The majority of the population are black Africans who speak Sotho as a first language. The vast majority of white people in the Free State are Afrikaans-speaking. In 1880 the white population made up 45.7% of the total population. In 1904 this had fallen to 36.8%.[6] Of the 142,679 people in 1904, only 60% were born in the province. Of the 2,726 European immigrants born in non-British states, 1,025 came from Russian Poland. In 1904 whites made up a majority in most settlements, namely Ficksburg (52.3%), Wepener (60.2%), Ladybrand (60.0%), and Kroonstad (51.6%), and made up a substantial minority in Bloemfontein (45.7%) and Winburg (36.3%).

North West

North West is a province of South Africa. Its capital is Mahikeng. The province is located to the west of the major population centre of Gauteng.

History

North West was created after the end of Apartheid in 1994, and includes parts of the former Transvaal Province and Cape Province, as well as most of the former Bantustan of Bophuthatswana. It was the scene of political violence in Khutsong, Merafong City Local Municipality in 2006 and 2007, after cross-province municipalities were abolished and Merafong Municipality was transferred entirely to North West. Merafong has since been transferred to Gauteng province in 2009.

Geography

Hamerkop Kloof between Rustenburg and Pretoria on north-facing slopes of Magaliesberg

Much of the province consists of flat areas of scattered trees and grassland. The Magaliesberg mountain range in the northeast extends about 130 km (about 80 miles) from Pretoria to Rustenburg. The Vaal River flows along the southern border of the province.

Climate

Temperatures range from 17° to 31 °C (62° to 88 °F) in the summer and from 3° to 21 °C (37° to 70 °F) in the winter. Annual rainfall totals about 360 mm (about 14 in), with almost all of it falling during the summer months, between October and April.

Borders

North West borders the following districts of Botswana:

Kgatleng – far northeast

South-East – northeast

Southern – north

Kgalagadi – northwest

Limpopo – northeast

Gauteng – east

Free State – southeast

Northern Cape – southwest

Economy

The mainstay of the economy of North West Province is mining, which generates more than half of the province’s gross domestic product and provides jobs for a quarter of its workforce. The chief minerals are gold, mined at Orkney and Klerksdorp; uranium, mined at Klerksdorp; platinum, mined at Rustenburg and Brits; and diamonds, mined at Lichtenburg, Christiana, and Bloemhof. The northern and western parts of the province have many sheep farms and cattle and game ranches. The eastern and southern parts are crop-growing regions that produce maize (corn), sunflowers, tobacco, cotton, and citrus fruits. The entertainment and casino complex at Sun City and Lost City also contributes to the provincial economy.

Demographics

The majority of the province’s residents are the Tswana people who speak Tswana. Smaller groups include Afrikaans, Sotho, and Xhosa speaking people.

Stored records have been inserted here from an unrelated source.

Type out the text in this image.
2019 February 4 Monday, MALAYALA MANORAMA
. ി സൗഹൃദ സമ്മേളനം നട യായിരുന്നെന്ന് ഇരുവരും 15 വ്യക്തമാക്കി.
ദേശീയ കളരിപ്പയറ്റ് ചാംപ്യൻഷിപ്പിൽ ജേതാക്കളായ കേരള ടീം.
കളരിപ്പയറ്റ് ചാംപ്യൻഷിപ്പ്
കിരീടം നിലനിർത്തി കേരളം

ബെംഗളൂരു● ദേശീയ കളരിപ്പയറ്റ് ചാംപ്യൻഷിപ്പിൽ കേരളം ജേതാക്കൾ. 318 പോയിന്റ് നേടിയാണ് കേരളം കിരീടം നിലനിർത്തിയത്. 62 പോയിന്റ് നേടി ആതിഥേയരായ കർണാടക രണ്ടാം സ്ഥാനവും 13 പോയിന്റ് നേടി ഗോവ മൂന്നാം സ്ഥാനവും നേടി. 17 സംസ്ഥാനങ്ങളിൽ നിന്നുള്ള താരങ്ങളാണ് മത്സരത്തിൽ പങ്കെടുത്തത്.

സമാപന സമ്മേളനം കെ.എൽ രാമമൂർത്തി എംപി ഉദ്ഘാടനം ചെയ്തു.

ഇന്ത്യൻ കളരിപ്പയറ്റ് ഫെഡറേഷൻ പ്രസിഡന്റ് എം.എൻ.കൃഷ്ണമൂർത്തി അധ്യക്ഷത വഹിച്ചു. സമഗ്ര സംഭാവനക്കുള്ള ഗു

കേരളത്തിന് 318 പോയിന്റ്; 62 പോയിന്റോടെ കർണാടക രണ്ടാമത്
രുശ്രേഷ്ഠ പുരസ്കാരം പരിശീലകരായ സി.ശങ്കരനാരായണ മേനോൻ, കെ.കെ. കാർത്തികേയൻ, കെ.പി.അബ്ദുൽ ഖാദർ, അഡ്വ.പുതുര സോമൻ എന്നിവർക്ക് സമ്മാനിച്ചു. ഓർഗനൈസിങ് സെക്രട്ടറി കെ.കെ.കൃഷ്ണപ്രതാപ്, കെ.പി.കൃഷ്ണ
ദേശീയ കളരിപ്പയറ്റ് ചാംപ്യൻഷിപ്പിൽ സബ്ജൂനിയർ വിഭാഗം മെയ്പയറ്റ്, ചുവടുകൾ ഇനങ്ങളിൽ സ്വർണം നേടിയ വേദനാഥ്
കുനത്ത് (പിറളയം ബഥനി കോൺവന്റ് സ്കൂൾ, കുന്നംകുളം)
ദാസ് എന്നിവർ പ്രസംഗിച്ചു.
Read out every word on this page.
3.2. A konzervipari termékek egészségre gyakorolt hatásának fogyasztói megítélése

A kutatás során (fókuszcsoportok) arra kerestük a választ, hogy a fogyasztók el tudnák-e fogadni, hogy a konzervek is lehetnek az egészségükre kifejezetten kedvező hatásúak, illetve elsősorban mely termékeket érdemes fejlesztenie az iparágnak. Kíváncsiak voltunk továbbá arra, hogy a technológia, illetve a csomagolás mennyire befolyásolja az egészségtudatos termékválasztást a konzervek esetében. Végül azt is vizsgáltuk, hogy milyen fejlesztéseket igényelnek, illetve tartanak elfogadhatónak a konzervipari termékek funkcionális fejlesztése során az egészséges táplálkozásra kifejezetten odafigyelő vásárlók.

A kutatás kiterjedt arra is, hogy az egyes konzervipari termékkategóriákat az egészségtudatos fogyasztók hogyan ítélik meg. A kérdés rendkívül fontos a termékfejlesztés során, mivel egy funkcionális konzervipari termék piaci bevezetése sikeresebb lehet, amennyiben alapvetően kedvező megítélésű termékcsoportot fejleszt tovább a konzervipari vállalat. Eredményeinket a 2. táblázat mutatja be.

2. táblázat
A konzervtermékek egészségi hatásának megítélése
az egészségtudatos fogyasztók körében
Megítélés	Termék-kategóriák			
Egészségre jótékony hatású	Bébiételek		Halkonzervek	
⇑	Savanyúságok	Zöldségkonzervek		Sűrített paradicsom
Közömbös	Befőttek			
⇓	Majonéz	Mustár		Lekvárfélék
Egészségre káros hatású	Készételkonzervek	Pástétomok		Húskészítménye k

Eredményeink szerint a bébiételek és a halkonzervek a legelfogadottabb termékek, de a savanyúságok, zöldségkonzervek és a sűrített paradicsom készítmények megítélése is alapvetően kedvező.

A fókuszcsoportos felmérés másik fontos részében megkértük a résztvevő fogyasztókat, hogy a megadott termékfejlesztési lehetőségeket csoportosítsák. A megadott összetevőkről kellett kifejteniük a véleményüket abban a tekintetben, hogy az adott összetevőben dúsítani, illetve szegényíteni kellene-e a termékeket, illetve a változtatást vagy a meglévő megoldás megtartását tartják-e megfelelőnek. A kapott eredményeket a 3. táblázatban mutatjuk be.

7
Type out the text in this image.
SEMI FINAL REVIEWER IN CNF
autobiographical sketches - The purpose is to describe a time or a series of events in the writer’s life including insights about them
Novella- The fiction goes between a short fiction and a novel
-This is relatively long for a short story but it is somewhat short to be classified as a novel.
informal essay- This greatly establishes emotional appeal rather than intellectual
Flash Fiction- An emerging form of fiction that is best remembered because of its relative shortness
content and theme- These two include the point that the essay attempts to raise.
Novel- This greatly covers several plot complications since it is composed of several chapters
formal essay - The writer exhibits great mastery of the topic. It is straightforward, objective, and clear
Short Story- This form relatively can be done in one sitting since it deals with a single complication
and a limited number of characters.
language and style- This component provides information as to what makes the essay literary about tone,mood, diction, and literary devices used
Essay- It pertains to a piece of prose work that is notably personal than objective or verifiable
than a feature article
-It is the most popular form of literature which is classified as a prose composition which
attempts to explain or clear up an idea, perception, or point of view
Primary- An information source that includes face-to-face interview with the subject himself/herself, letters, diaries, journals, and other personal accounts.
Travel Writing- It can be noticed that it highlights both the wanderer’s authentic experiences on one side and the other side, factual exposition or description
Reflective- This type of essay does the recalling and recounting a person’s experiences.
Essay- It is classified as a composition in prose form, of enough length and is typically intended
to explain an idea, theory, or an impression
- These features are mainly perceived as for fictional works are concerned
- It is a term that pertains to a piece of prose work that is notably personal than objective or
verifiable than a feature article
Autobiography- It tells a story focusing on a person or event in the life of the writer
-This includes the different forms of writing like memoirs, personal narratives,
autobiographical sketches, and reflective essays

English is spoken primarily as a second language. Most of the population belong to Christian denominations. (Figures according to Census 2001 released in July 2003).

According to the 2007 community survey 90.8% of the province’s population was Black (mostly Tswana-speaking), 7.2% as White (mostly Afrikaans speaking), 1.6% as Coloured and 0.4% as Asian. The 2007 community survey showed the province had a population of just over 3 million. The province’s white population is very unevenly distributed. In the southern and eastern municipalities, the white percentage in double figures such as the Tlokwe and Matlosana where the white percentages were 27% and 12% respectively.

The province has the lowest number of people aged 35 years and older (5.9%) who have received higher education. Since 1994 the number of people receiving higher education has increased. After the disbanding of the bantustans, many people migrated to the economic centres of Cape Town and Gauteng.